Here’s what you need to know about tax when getting married

Are you getting married soon or are recently married? Besides from planning your wedding, you should also consider the tax implications of marriage, says Daniel Baines, a legal advisor/tax consultant at PW Harvey & Co.

How you are taxed after you are married will depend on how you get married. “In South Africa you have two main options, getting married in community of property or getting married out of community of property. The default position is being married in community of property; in other words, if you did not deal with this issue prior to being married you will be married in community,” said Baines.

However, if you entered into an ante-nuptial contract prior to your marriage, you are then married out of community of property and different tax considerations will apply, he pointed out.

It is possible to change your martial regime after marriage; however, this involves a lengthy court application process.

Out of community of property

For individuals who are married out of community of property, all income that they receive is dealt with separately, said Baines. “If you let a fixed property that you own in your own name, the entire profit will be taxed in your hands. This also applies to all other types of income that you may receive.

“When you file your yearly tax return you must mark on the return ‘Married out of community of property’. For the purposes of your annual tax return, nothing much will have changed since your marriage.”

In community of property

If you are married in community of property then the situation is different, Baines pointed out.
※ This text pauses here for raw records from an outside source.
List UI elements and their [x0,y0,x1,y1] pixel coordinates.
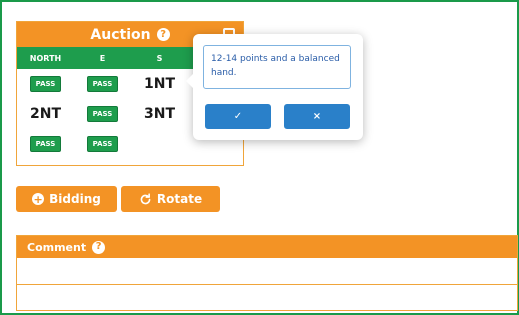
popover-arrow [186,74,193,88]
bid-row: PASS PASS [17,129,188,159]
bid-row: PASS PASS 1NT [17,69,188,99]
bid-grid: PASS PASS 1NT 2NT PASS 3NT PASS PASS [17,69,188,159]
bid-call[interactable]: 2NT [30,106,61,122]
explanation-textarea[interactable]: 12-14 points and a balanced hand. [203,45,351,89]
help-icon[interactable]: ? [92,240,106,254]
comment-field[interactable] [17,258,517,284]
cancel-button[interactable]: × [284,104,350,129]
divider [17,284,517,285]
explanation-popover: 12-14 points and a balanced hand. ✓ × [186,34,363,140]
pass-badge[interactable]: PASS [29,76,62,92]
help-icon[interactable]: ? [156,28,170,41]
pass-badge[interactable]: PASS [29,136,62,152]
app-frame: Auction ? NORTH E S PASS PASS 1NT 2NT PA… [0,0,519,315]
rotate-icon [140,192,151,204]
pass-badge[interactable]: PASS [86,136,119,152]
bid-call[interactable]: 1NT [144,76,175,92]
pass-badge[interactable]: PASS [86,106,119,122]
bid-call[interactable]: 3NT [144,106,175,122]
pass-badge[interactable]: PASS [86,76,119,92]
comment-title: Comment [27,240,87,254]
bidding-label: Bidding [49,192,101,206]
direction-east: E [99,53,106,63]
auction-title: Auction [90,26,151,43]
comment-panel: Comment ? [16,235,518,311]
direction-south: S [156,53,163,63]
rotate-label: Rotate [156,192,203,206]
bid-row: 2NT PASS 3NT [17,99,188,129]
bidding-button[interactable]: + Bidding [16,186,117,212]
comment-header: Comment ? [17,236,517,258]
rotate-button[interactable]: Rotate [121,186,220,212]
confirm-button[interactable]: ✓ [205,104,271,129]
check-icon: ✓ [233,111,243,122]
close-icon: × [312,111,322,122]
direction-north: NORTH [29,53,62,63]
plus-circle-icon: + [32,192,45,206]
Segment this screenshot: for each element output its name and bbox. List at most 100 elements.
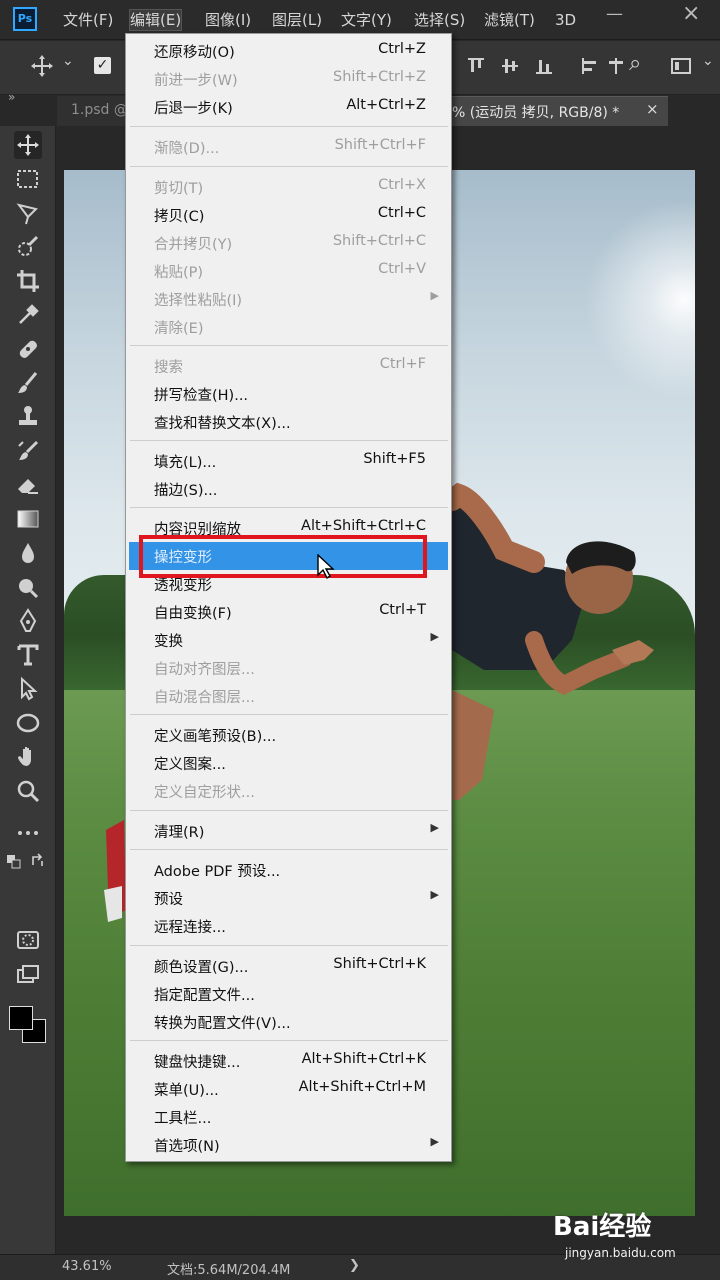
type-icon[interactable] [14, 641, 42, 669]
align-hcenter-icon[interactable] [606, 56, 626, 76]
menu-filter[interactable]: 滤镜(T) [484, 10, 535, 30]
screen-mode-icon[interactable] [14, 961, 42, 989]
path-select-icon[interactable] [14, 675, 42, 703]
auto-select-checkbox[interactable]: ✓ [94, 57, 111, 74]
menu-item-fill[interactable]: 填充(L)... Shift+F5 [129, 447, 448, 475]
close-tab-icon[interactable]: × [646, 100, 659, 118]
menu-item-find-replace-text[interactable]: 查找和替换文本(X)... [129, 408, 448, 436]
healing-icon[interactable] [14, 335, 42, 363]
menu-item-assign-profile[interactable]: 指定配置文件... [129, 980, 448, 1008]
menu-item-auto-blend-layers: 自动混合图层... [129, 682, 448, 710]
swap-colors-icon[interactable] [30, 853, 46, 869]
dodge-icon[interactable] [14, 573, 42, 601]
default-colors-icon[interactable] [6, 854, 22, 870]
menu-item-purge[interactable]: 清理(R) ▶ [129, 817, 448, 845]
menu-item-clear: 清除(E) [129, 313, 448, 341]
align-bottom-icon[interactable] [534, 56, 554, 76]
document-tab-active-label: % (运动员 拷贝, RGB/8) * [452, 105, 620, 121]
marquee-icon[interactable] [14, 165, 42, 193]
zoom-icon[interactable] [14, 777, 42, 805]
menu-item-keyboard-shortcuts[interactable]: 键盘快捷键... Alt+Shift+Ctrl+K [129, 1047, 448, 1075]
menu-item-label: 拼写检查(H)... [154, 388, 249, 404]
menu-item-label: 清除(E) [154, 321, 204, 337]
menu-item-menus[interactable]: 菜单(U)... Alt+Shift+Ctrl+M [129, 1075, 448, 1103]
minimize-button[interactable]: — [606, 4, 623, 24]
menu-item-cut: 剪切(T) Ctrl+X [129, 173, 448, 201]
more-tools-icon[interactable] [14, 819, 42, 847]
menu-item-paste: 粘贴(P) Ctrl+V [129, 257, 448, 285]
menu-item-label: 定义自定形状... [154, 785, 255, 801]
menu-item-define-custom-shape: 定义自定形状... [129, 777, 448, 805]
quick-mask-icon[interactable] [14, 926, 42, 954]
menu-layer[interactable]: 图层(L) [272, 10, 322, 30]
close-window-button[interactable]: × [682, 1, 700, 26]
workspace-dropdown-icon[interactable]: ⌄ [702, 53, 714, 69]
submenu-arrow-icon: ▶ [430, 1135, 439, 1148]
menu-item-convert-to-profile[interactable]: 转换为配置文件(V)... [129, 1008, 448, 1036]
align-top-icon[interactable] [466, 56, 486, 76]
blur-icon[interactable] [14, 539, 42, 567]
menu-item-label: 工具栏... [154, 1111, 212, 1127]
document-tab-inactive-label: 1.psd @ [71, 102, 128, 118]
search-icon[interactable]: ⌕ [629, 51, 641, 76]
menu-item-search: 搜索 Ctrl+F [129, 352, 448, 380]
submenu-arrow-icon: ▶ [430, 888, 439, 901]
menu-item-shortcut: Alt+Shift+Ctrl+C [301, 518, 426, 534]
menu-item-preferences[interactable]: 首选项(N) ▶ [129, 1131, 448, 1159]
status-menu-icon[interactable]: ❯ [349, 1258, 360, 1273]
menu-image[interactable]: 图像(I) [205, 10, 251, 30]
menu-item-color-settings[interactable]: 颜色设置(G)... Shift+Ctrl+K [129, 952, 448, 980]
pen-icon[interactable] [14, 607, 42, 635]
eyedropper-icon[interactable] [14, 301, 42, 329]
eraser-icon[interactable] [14, 471, 42, 499]
ellipse-icon[interactable] [14, 709, 42, 737]
menu-item-adobe-pdf-presets[interactable]: Adobe PDF 预设... [129, 856, 448, 884]
menu-item-label: 键盘快捷键... [154, 1055, 241, 1071]
menu-item-shortcut: Ctrl+T [379, 602, 426, 618]
stamp-icon[interactable] [14, 403, 42, 431]
menu-item-copy[interactable]: 拷贝(C) Ctrl+C [129, 201, 448, 229]
move-icon[interactable] [14, 131, 42, 159]
collapse-panels-icon[interactable]: » [8, 90, 15, 104]
menu-separator [130, 345, 448, 346]
workspace-icon[interactable] [671, 58, 691, 74]
zoom-level[interactable]: 43.61% [62, 1259, 112, 1274]
menu-item-remote-connections[interactable]: 远程连接... [129, 912, 448, 940]
align-vcenter-icon[interactable] [500, 56, 520, 76]
quick-select-icon[interactable] [14, 233, 42, 261]
brush-icon[interactable] [14, 369, 42, 397]
tool-preset-dropdown-icon[interactable]: ⌄ [62, 53, 74, 69]
menu-item-free-transform[interactable]: 自由变换(F) Ctrl+T [129, 598, 448, 626]
menu-file[interactable]: 文件(F) [63, 10, 113, 30]
lasso-icon[interactable] [14, 199, 42, 227]
align-left-icon[interactable] [580, 56, 600, 76]
menu-edit[interactable]: 编辑(E) [128, 9, 183, 31]
menu-item-define-pattern[interactable]: 定义图案... [129, 749, 448, 777]
menu-item-step-backward[interactable]: 后退一步(K) Alt+Ctrl+Z [129, 93, 448, 121]
menu-item-toolbar[interactable]: 工具栏... [129, 1103, 448, 1131]
menu-type[interactable]: 文字(Y) [341, 10, 392, 30]
menu-select[interactable]: 选择(S) [414, 10, 465, 30]
menu-item-transform[interactable]: 变换 ▶ [129, 626, 448, 654]
menu-item-check-spelling[interactable]: 拼写检查(H)... [129, 380, 448, 408]
menu-separator [130, 166, 448, 167]
menu-item-shortcut: Ctrl+X [378, 177, 426, 193]
menu-item-define-brush-preset[interactable]: 定义画笔预设(B)... [129, 721, 448, 749]
menu-item-shortcut: Ctrl+V [378, 261, 426, 277]
menu-3d[interactable]: 3D [555, 10, 576, 30]
history-brush-icon[interactable] [14, 437, 42, 465]
menu-item-presets[interactable]: 预设 ▶ [129, 884, 448, 912]
foreground-color-swatch[interactable] [9, 1006, 33, 1030]
document-tab-active[interactable]: % (运动员 拷贝, RGB/8) * × [452, 96, 668, 126]
menu-item-label: 后退一步(K) [154, 101, 233, 117]
menu-item-shortcut: Ctrl+C [377, 205, 426, 221]
mouse-cursor-icon [317, 554, 335, 580]
hand-icon[interactable] [14, 743, 42, 771]
gradient-icon[interactable] [14, 505, 42, 533]
edit-dropdown-menu: 还原移动(O) Ctrl+Z 前进一步(W) Shift+Ctrl+Z 后退一步(K) A… [125, 33, 452, 1162]
menu-item-step-forward: 前进一步(W) Shift+Ctrl+Z [129, 65, 448, 93]
menu-item-undo-move[interactable]: 还原移动(O) Ctrl+Z [129, 37, 448, 65]
crop-icon[interactable] [14, 267, 42, 295]
move-tool-icon[interactable] [30, 54, 54, 83]
menu-item-stroke[interactable]: 描边(S)... [129, 475, 448, 503]
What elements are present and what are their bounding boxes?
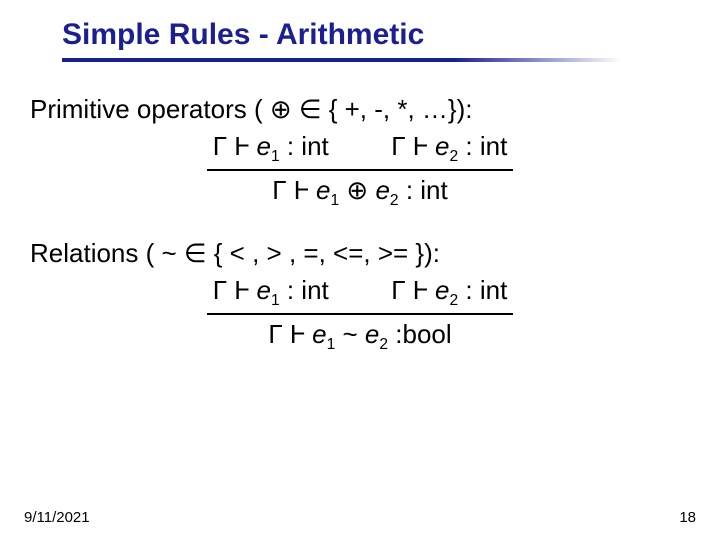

He said that the following types of income must be included in the return for both spouse’s (you must include the full amount received by both spouses in each return and then SARS should automatically halve the income upon filing of your return):

1. Local interest income;
2. Foreign interest;
3. Foreign dividends;
4. Real Estate Investment Trust (REIT) income;
5. Capital gains; and
6. Rental income and expenses from the letting of fixed property.

“Before you submit your return just click the ‘Calculate’ button to ensure that SARS has halved the income. If you are married in community of property you must mark this on the second page of your tax return, otherwise SARS will not do the apportionment,” the tax expert said.

The following example illustrates the practical effect of this.

Example A – Married out of community of property

  • Rental Property income: R50,000
  • Less deductible expenses: R20,000
  • Profit on rental property: R30,000
  • Tax at 26% (as an example): R7,800

Example B – Married in community of property

  • Rental Property income: R50,000
  • Less deductible expenses: R20,000
  • Profit on rental property: R30,000
  • Profit split between spouses: R15,000 each
  • Tax at 26%: R3,900 each

Baines said that in this example, the profit will be split between the spouses and each will pay tax on their share of the profit accordingly.

“Please note that if one spouse donates or disposes of an asset to the other spouse and the other spouse receives income from this asset, certain implications may become applicable. SARS may deem the income to have been earned in the hands of the donating spouse if that donation or disposition had the sole or main purpose of reducing, postponing or avoiding a liability for tax.

“In this way it may seem like a good idea to move money to your spouse to maximize the interest exemptions available to each person, but doing so may result in SARS deeming the interest income to the person who has donated or disposed of the money.

“If an asset does not form part of the communal estate, such as if it was left to only one spouse in terms of a will, then different considerations will apply,” Baines said.